Wells Fargo Just Set the Sales Profession Back 20 Years

by Chris Young - The Rainmaker

"I would do anything for love, but I won't do that..."

As a young entrepreneur I loved to hustle. I delivered newspapers, babysat, mowed lawns and painted houses. Are_salespeople_born_or_made.jpg

I never, ever called myself a salesman. If someone asked me what I did, I used the task to describe what I did.

It really wasn't cool to be a salesman back then. In fact, the mental imagery I had in my head regarding the sales profession at the time was of a pushy, arrogant, scheming used car salesman.

Movies like Glengarry Glenn Ross (1992), Used Cars (1980) and Boiler Room (2000) embodied the general mindset about sales at the time. 


Today, the sales profession is viewed as much more...  well, professional.

The sales profession has come a long, long ways in the last ten to twenty years. The reputation of the overall sales profession is becoming more and more like a consultant.

That is until Wells Fargo recently hit the press. 


Wells Fargo settles over "aggressive sales tactics".

It appears that Wells Fargo pressured employees of its retail bank to commit fraudulent acts such as opening customer accounts without their approval. Apparently thousands of employees secretly created accounts customers didn't request in order to meet sales goals.  

Recently, Wells Fargo settled for $185 million plus $5 million in customer remediation. From Wells Fargo's press release

Wells Fargo Bank, N.A., a subsidiary of Wells Fargo & Company (NYSE:WFC), reached agreements with the Consumer Financial Protection Bureau, the Office of the Comptroller of the Currency, and the Office of the Los Angeles City Attorney, regarding allegations that some of its retail customers received products and services they did not request.

The amount of the settlements, which Wells Fargo had fully accrued for at June 30, 2016, totaled $185 million, plus $5 million in customer remediation.

To be fair, I have had many favorable dealings with Wells Fargo. In defense of Wells Fargo, it appears they have been attempting to correct the source of the problem. In fact, it would seem they are going to definitively solve the likely source of the issue - Wells Fargo is eliminating product sales goals for retail bankers.
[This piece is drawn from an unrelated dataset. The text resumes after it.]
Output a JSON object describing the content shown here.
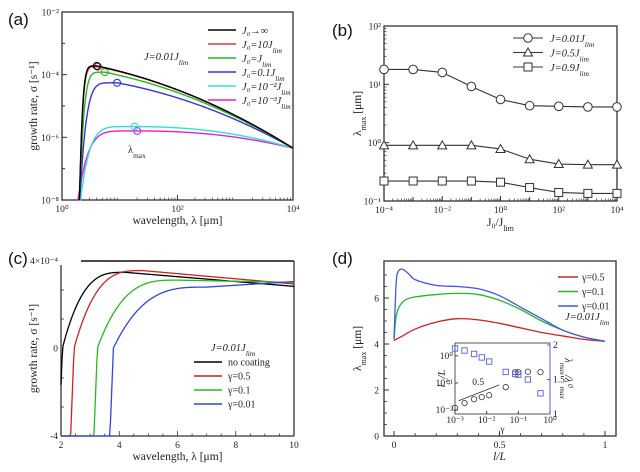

Why are we being so easy on Wells Fargo?

Naturally man pundits in the sales world are weighing in on this matter.  Colleen Francis wrote an absolutely brilliant piece I wish I had written.

She argued, 

"Let’s call a spade a spade. What Wells Fargo did was illegal. They used private customer information to create bogus accounts, forged signatures and authorized charges that customers were not made aware of.  I, for one, am sick of the media and the banks pussy-footing around with their language describing what happened."

This is not who salespeople are supposed to be today.  


Blame the culture of Wells Fargo, not their salespeople.

Salespeople are going to do what management incents and ultimately allows them to do.

If impossible sales goals are set and oversight is reduced, conduct of this nature is practically inevitable. 


Salespeople operate within the boundaries set by their sales management. There is evidence Wells Fargo warned workers against sham accounts. The conduct of some salespeople does not appear to have been a surprise to Wells Fargo.

Management seemingly had awareness these sales practices were occurring. Wells Fargo even terminated some 5300 salespeople for secretly opening unauthorized deposit and credit card accounts.

Despite management's efforts, it seems Wells Fargo did not effectively stop these sales practices from continuing.

Let's not blame the salespeople. The blame must be put solidly where it belongs. Richard Cordary of The Consumer Financial Protection Bureau perhaps best characterizes where the blame best lies, "Wells Fargo built an incentive-compensation program that made it possible for its employees to pursue underhanded sales practices.”

I agree. Companies large and small must consider the behavioral ramifications of their incentive and compensation system. 


The profession of sales has come too far.

Wells Fargo will definitely become a case study others will learn from and hopefully there won't be recurrences of this size in the future.

The profession of sales has come too far to allow this to recur.